ナイルパーチについて(Wikipedia)

労働者の移動、開発輸入

 自分が得をすることで、自分にできることは、どの人もすべてやっている。これが競争均衡の必要条件です。

 自分という労働力が、他の国ならもっと高く買ってもらえるとしたら、他の国で働くのは経済合理的な行動です。日本は色々な理屈をつけて、海外の労働者が日本で働くことを強く制限してきました。

 しかし逆に言えば、日本で物を作ると、賃金が高い分だけ高くなります。賃金の安い海外で作られた製品が、日本製品を押しのけることは、日本への労働流入を規制するよりも、日本にとっては難しいことです。日本の企業は競争に勝つために、今までよりも安く雇える契約社員や派遣社員をできるだけ多く使い、少数の正社員にできる限り多くの仕事をさせる方向に変わってきました。契約社員や派遣社員には退職金を払わないことにできますし、厚生年金や健康保険の対象外となるような短期・短時間の使い方もあるので、広い意味での人件費を節約できるのです。その分だけ、労働者全体としての取り分は減ることになります。世界の(日本より低めの)賃金が日本にも賃下げ圧力をかけるのです。

 日本企業は海外で部品を作って輸入し、日本で作る部分を少なくすることで安めの製品を作れますし、日本の事情に合った製品を海外の工場で作って日本で売ることもできます。日本向け仕様で生産し輸入することを開発輸入といいます。例えばクレーンゲーム景品の多くは、日本でしかやっていない番組のキャラクターでも輸入品です。

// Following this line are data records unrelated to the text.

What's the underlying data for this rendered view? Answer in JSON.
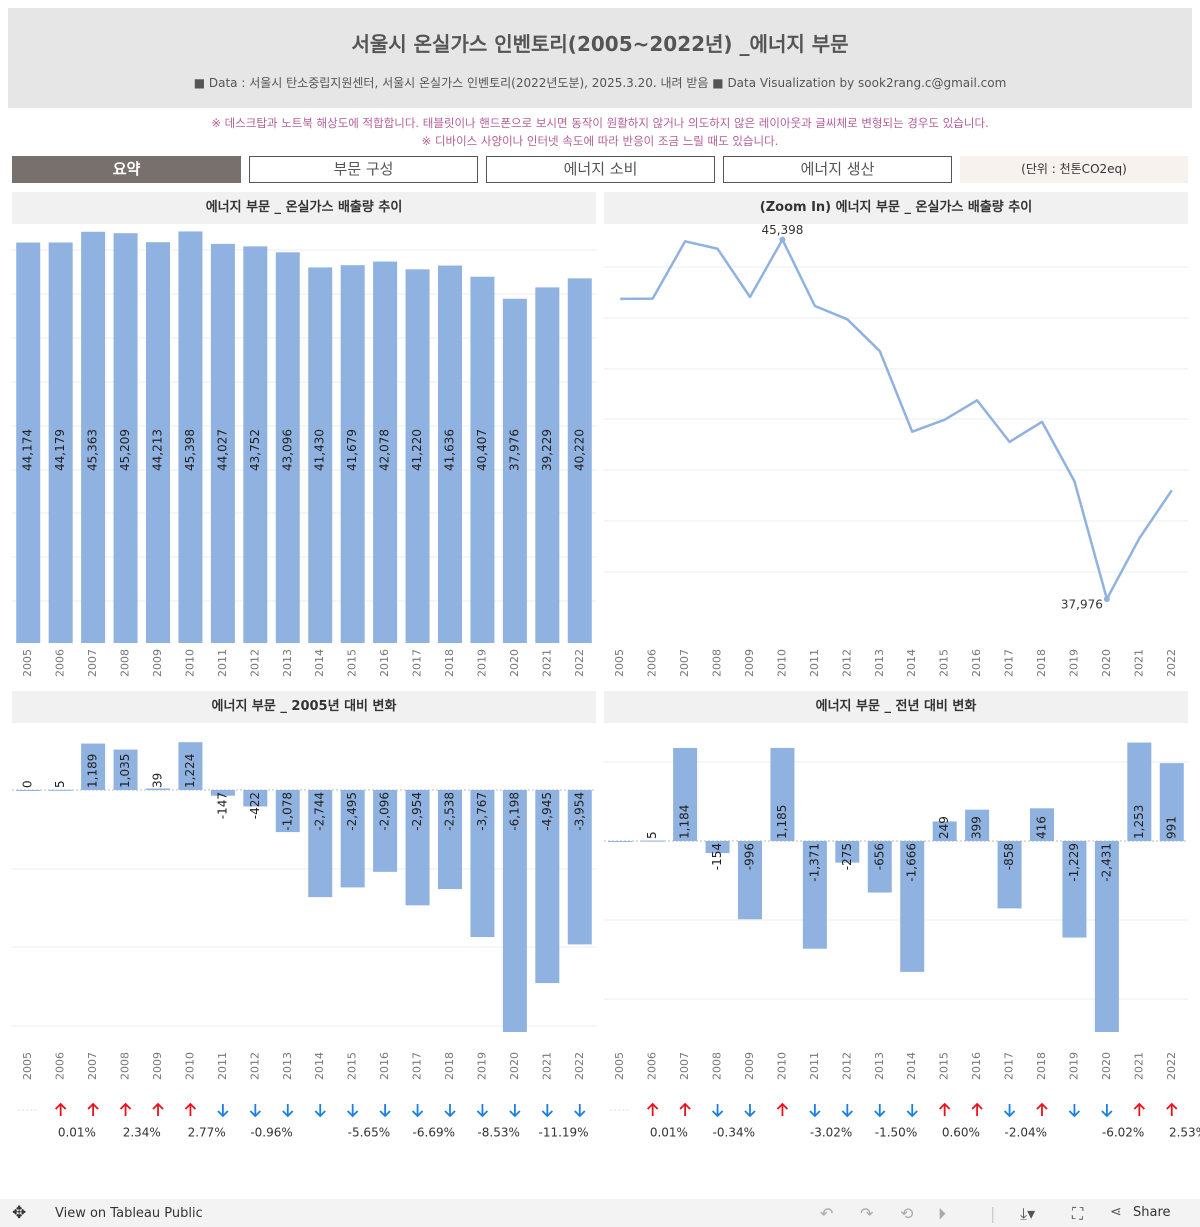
{
  "header": {
    "title": "서울시 온실가스 인벤토리(2005~2022년) _에너지 부문",
    "subtitle": "■ Data : 서울시 탄소중립지원센터, 서울시 온실가스 인벤토리(2022년도분), 2025.3.20. 내려 받음  ■ Data Visualization by sook2rang.c@gmail.com"
  },
  "notice": {
    "line1": "※ 데스크탑과 노트북 해상도에 적합합니다. 태블릿이나 핸드폰으로 보시면 동작이 원활하지 않거나 의도하지 않은 레이아웃과 글씨체로 변형되는 경우도 있습니다.",
    "line2": "※ 디바이스 사양이나 인터넷 속도에 따라 반응이 조금 느릴 때도 있습니다."
  },
  "tabs": [
    "요약",
    "부문 구성",
    "에너지 소비",
    "에너지 생산"
  ],
  "unit_label": "(단위 : 천톤CO2eq)",
  "panels": {
    "p1": "에너지 부문  _ 온실가스 배출량 추이",
    "p2": "(Zoom In) 에너지 부문  _ 온실가스 배출량 추이",
    "p3": "에너지 부문  _ 2005년 대비 변화",
    "p4": "에너지 부문  _ 전년 대비 변화"
  },
  "footer": {
    "tableau_link": "View on Tableau Public",
    "share": "Share"
  },
  "colors": {
    "bar": "#8fb2e0",
    "line": "#8fb2e0",
    "up": "#e8111c",
    "down": "#1a7ee6"
  },
  "chart_data": [
    {
      "type": "bar",
      "title": "에너지 부문  _ 온실가스 배출량 추이",
      "categories": [
        "2005",
        "2006",
        "2007",
        "2008",
        "2009",
        "2010",
        "2011",
        "2012",
        "2013",
        "2014",
        "2015",
        "2016",
        "2017",
        "2018",
        "2019",
        "2020",
        "2021",
        "2022"
      ],
      "values": [
        44174,
        44179,
        45363,
        45209,
        44213,
        45398,
        44027,
        43752,
        43096,
        41430,
        41679,
        42078,
        41220,
        41636,
        40407,
        37976,
        39229,
        40220
      ],
      "labels": [
        "44,174",
        "44,179",
        "45,363",
        "45,209",
        "44,213",
        "45,398",
        "44,027",
        "43,752",
        "43,096",
        "41,430",
        "41,679",
        "42,078",
        "41,220",
        "41,636",
        "40,407",
        "37,976",
        "39,229",
        "40,220"
      ],
      "ylim": [
        0,
        46000
      ]
    },
    {
      "type": "line",
      "title": "(Zoom In) 에너지 부문  _ 온실가스 배출량 추이",
      "categories": [
        "2005",
        "2006",
        "2007",
        "2008",
        "2009",
        "2010",
        "2011",
        "2012",
        "2013",
        "2014",
        "2015",
        "2016",
        "2017",
        "2018",
        "2019",
        "2020",
        "2021",
        "2022"
      ],
      "values": [
        44174,
        44179,
        45363,
        45209,
        44213,
        45398,
        44027,
        43752,
        43096,
        41430,
        41679,
        42078,
        41220,
        41636,
        40407,
        37976,
        39229,
        40220
      ],
      "annotations": [
        {
          "index": 5,
          "label": "45,398"
        },
        {
          "index": 15,
          "label": "37,976"
        }
      ],
      "ylim": [
        37500,
        45700
      ]
    },
    {
      "type": "bar",
      "title": "에너지 부문  _ 2005년 대비 변화",
      "categories": [
        "2005",
        "2006",
        "2007",
        "2008",
        "2009",
        "2010",
        "2011",
        "2012",
        "2013",
        "2014",
        "2015",
        "2016",
        "2017",
        "2018",
        "2019",
        "2020",
        "2021",
        "2022"
      ],
      "values": [
        0,
        5,
        1189,
        1035,
        39,
        1224,
        -147,
        -422,
        -1078,
        -2744,
        -2495,
        -2096,
        -2954,
        -2538,
        -3767,
        -6198,
        -4945,
        -3954
      ],
      "labels": [
        "0",
        "5",
        "1,189",
        "1,035",
        "39",
        "1,224",
        "-147",
        "-422",
        "-1,078",
        "-2,744",
        "-2,495",
        "-2,096",
        "-2,954",
        "-2,538",
        "-3,767",
        "-6,198",
        "-4,945",
        "-3,954"
      ],
      "directions": [
        "none",
        "up",
        "up",
        "up",
        "up",
        "up",
        "down",
        "down",
        "down",
        "down",
        "down",
        "down",
        "down",
        "down",
        "down",
        "down",
        "down",
        "down"
      ],
      "pct_labels": [
        "",
        "0.01%",
        "",
        "2.34%",
        "",
        "2.77%",
        "",
        "-0.96%",
        "",
        "",
        "-5.65%",
        "",
        "-6.69%",
        "",
        "-8.53%",
        "",
        "-11.19%",
        ""
      ],
      "ylim": [
        -6300,
        1300
      ]
    },
    {
      "type": "bar",
      "title": "에너지 부문  _ 전년 대비 변화",
      "categories": [
        "2005",
        "2006",
        "2007",
        "2008",
        "2009",
        "2010",
        "2011",
        "2012",
        "2013",
        "2014",
        "2015",
        "2016",
        "2017",
        "2018",
        "2019",
        "2020",
        "2021",
        "2022"
      ],
      "values": [
        0,
        5,
        1184,
        -154,
        -996,
        1185,
        -1371,
        -275,
        -656,
        -1666,
        249,
        399,
        -858,
        416,
        -1229,
        -2431,
        1253,
        991
      ],
      "labels": [
        "",
        "5",
        "1,184",
        "-154",
        "-996",
        "1,185",
        "-1,371",
        "-275",
        "-656",
        "-1,666",
        "249",
        "399",
        "-858",
        "416",
        "-1,229",
        "-2,431",
        "1,253",
        "991"
      ],
      "directions": [
        "none",
        "up",
        "up",
        "down",
        "down",
        "up",
        "down",
        "down",
        "down",
        "down",
        "up",
        "up",
        "down",
        "up",
        "down",
        "down",
        "up",
        "up"
      ],
      "pct_labels": [
        "",
        "0.01%",
        "",
        "-0.34%",
        "",
        "",
        "-3.02%",
        "",
        "-1.50%",
        "",
        "0.60%",
        "",
        "-2.04%",
        "",
        "",
        "-6.02%",
        "",
        "2.53%"
      ],
      "ylim": [
        -2500,
        1300
      ]
    }
  ]
}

 いわゆる先進国はどこでもそうですが、高い生活水準を維持しようと思ったら、先端産業や技術集約型製品をメシのタネとしてキープできなければなりません。例えばCD-Rはもともと日本で開発された商品ですが、現在は台湾、中国、インドなどでほとんどが生産されています。日本企業はそうしたCD-Rメーカーに記録膜材料(ピカピカした裏面は、これが塗ってあります)や製造装置を売っています。